The oil industry is facing a flow assurance issue with hydrate deposits in pipelines where hydrate often forms at inaccessible locations. One of the problems other than blockage is the movement of the hydrate plugs in the pipeline at high velocity, which can cause rupture in the pipeline. Any blockage in an oil/gas pipeline due to hydrate is a serious threat to the economic and cost effective strategy and also personnel safety.
The conventional way to prevent and reduce hydrate risks in transfer line and process facilities is to remove one of the elements favouring hydrate formation. For example, thermal insulation and external heating techniques are used to remove the low temperature element. Water can be removed by dehydration of the natural gas using glycol system and lowering the operating pressure can reduce the tendency for hydrate to form in the production system. However, these conventional techniques may not be feasible for some fields especially in offshore and deepwater environments due to space limitation and high insulation, heating and capital costs. Deepwater insulated pipeline costs are reported typically US$1 million per km of flowline.
Another option is to use the so-called “Thermodynamic Inhibitors”. These are water-soluble chemicals that reduce the water activity, hence shifting the hydrate phase boundary to higher pressure and/or lower temperature conditions. The common industry practice is to use methanol (MeOH) and/or mono ethylene glycol (MEG). However, due to high dosage requirement it can result in significant increase in CAPEX and OPEX, in particular at high water cut conditions, as well as logistical and environmental problems.
In recent years, the industry has focused on the application of Low Dosage Hydrate Inhibitors (LDHIs). LDHIs are classified into Kinetic Inhibitors (KIs) and Anti-Agglomerates (AAs). The KIs work by delaying nucleation and growth of crystals. However, they generally fail to inhibit the agglomeration of crystals once nucleation occurs. AAs allow gas hydrates to form but prevent the agglomeration of hydrate crystals and thus minimize the risk of pipeline plugging.

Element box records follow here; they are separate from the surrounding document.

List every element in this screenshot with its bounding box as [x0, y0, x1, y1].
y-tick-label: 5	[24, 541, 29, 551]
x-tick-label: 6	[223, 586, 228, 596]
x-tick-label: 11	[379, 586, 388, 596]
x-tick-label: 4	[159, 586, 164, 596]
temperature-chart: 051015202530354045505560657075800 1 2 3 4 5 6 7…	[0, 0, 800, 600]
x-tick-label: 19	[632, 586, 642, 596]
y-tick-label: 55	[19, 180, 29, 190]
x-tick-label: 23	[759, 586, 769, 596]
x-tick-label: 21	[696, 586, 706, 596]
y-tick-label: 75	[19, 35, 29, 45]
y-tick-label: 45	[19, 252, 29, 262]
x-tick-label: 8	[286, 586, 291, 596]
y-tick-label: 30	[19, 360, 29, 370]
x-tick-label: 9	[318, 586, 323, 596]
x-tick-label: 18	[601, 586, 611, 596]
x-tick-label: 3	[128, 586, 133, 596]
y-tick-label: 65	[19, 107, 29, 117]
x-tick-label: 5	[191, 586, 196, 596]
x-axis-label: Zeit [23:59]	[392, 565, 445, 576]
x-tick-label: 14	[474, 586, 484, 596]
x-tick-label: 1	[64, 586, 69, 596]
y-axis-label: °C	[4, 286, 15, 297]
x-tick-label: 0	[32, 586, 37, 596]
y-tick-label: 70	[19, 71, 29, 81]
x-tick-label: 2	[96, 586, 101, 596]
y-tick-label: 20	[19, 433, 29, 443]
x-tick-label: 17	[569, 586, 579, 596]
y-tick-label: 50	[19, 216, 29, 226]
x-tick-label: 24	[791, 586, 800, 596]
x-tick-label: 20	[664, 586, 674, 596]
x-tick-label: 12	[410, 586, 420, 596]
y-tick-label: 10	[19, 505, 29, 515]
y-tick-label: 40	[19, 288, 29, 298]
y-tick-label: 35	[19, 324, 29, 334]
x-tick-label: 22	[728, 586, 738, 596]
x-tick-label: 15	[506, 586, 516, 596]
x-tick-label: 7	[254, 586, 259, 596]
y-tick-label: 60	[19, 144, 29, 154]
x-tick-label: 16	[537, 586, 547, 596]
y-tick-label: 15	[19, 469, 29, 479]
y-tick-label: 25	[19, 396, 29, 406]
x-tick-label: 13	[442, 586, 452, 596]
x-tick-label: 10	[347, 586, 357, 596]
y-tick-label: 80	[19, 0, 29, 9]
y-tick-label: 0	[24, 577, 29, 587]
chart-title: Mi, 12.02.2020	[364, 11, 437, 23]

Current industry practice for hydrate prevention is injecting hydrate inhibitors at the upstream end of pipelines based on the calculated/measured hydrate phase boundary, water cut, worst pressure and temperature conditions, and the amount of inhibitor lost to non-aqueous phases. In general, systematic ways of controlling and monitoring along the pipeline and/or downstream to examine the degree of inhibition are very limited.